I also disagree with your somewhat arbitrary criterion what is a nonexistent object. I understand that you got to study a bit of mathematics for your degree and encountered some concepts that seemed alien to you and therefore got the impression that you just then began to work with nonexistent objects, but you've been doing that all the time, and everyone is doing it. Numbers in general. Show me a 1.5 in Nature. Show me a clear-cut cause and effect. We all use tons of idealized abstractions to describe and deal with the world, complex numbers and the axioms of classical geometry are just new to you. They are one more abstract idea we can use to describe reality, e.g. the phase and amplitude of an alternating current. Electrical current is an idealization, it's a bunch of quantum waves whizzing down a crystal, meanwhile the energy is transferred through the electromagnetic field around the wire.

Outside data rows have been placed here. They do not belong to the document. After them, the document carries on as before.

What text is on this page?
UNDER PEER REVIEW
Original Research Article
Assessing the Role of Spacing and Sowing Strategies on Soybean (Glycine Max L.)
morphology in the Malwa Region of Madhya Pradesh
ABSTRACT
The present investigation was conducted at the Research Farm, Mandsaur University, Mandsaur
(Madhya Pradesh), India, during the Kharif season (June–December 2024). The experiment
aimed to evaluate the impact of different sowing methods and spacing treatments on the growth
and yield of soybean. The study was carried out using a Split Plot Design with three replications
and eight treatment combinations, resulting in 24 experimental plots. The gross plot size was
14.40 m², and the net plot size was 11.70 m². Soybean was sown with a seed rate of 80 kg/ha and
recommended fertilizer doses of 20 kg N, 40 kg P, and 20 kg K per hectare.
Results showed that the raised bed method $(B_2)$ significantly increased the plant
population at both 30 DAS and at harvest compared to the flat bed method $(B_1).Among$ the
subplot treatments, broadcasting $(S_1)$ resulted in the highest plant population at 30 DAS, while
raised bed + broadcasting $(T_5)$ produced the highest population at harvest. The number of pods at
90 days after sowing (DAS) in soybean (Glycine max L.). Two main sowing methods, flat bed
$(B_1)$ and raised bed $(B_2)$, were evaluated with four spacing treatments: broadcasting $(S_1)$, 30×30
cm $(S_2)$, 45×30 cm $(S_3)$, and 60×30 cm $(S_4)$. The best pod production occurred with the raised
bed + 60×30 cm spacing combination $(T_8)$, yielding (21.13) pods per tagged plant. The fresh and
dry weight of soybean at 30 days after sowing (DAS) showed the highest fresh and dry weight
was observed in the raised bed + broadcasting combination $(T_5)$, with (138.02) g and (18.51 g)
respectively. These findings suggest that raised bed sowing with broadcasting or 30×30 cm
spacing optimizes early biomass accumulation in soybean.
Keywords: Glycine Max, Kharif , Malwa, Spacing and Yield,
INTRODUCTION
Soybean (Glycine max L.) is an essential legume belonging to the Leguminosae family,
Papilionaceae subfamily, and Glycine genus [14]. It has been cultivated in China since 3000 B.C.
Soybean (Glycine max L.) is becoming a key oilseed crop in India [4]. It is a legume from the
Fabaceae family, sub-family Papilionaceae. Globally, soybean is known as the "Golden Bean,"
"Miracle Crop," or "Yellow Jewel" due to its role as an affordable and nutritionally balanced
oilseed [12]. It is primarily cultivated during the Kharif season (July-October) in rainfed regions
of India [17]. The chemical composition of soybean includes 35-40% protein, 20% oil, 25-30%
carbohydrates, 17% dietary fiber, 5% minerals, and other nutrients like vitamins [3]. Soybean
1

I do not understand the connection to Will, nor what your point is in general.
Should I have a point?
I just present what I have in mind before expecting from some others to share with me what they have in their mind too.
Me too, I seldom understand a new idea the time I hear it. And, not every idea presented to the world has to be included in my personal set of knowledge. So, naturally, I also expect that other human beings could be as I am in this respect in the least.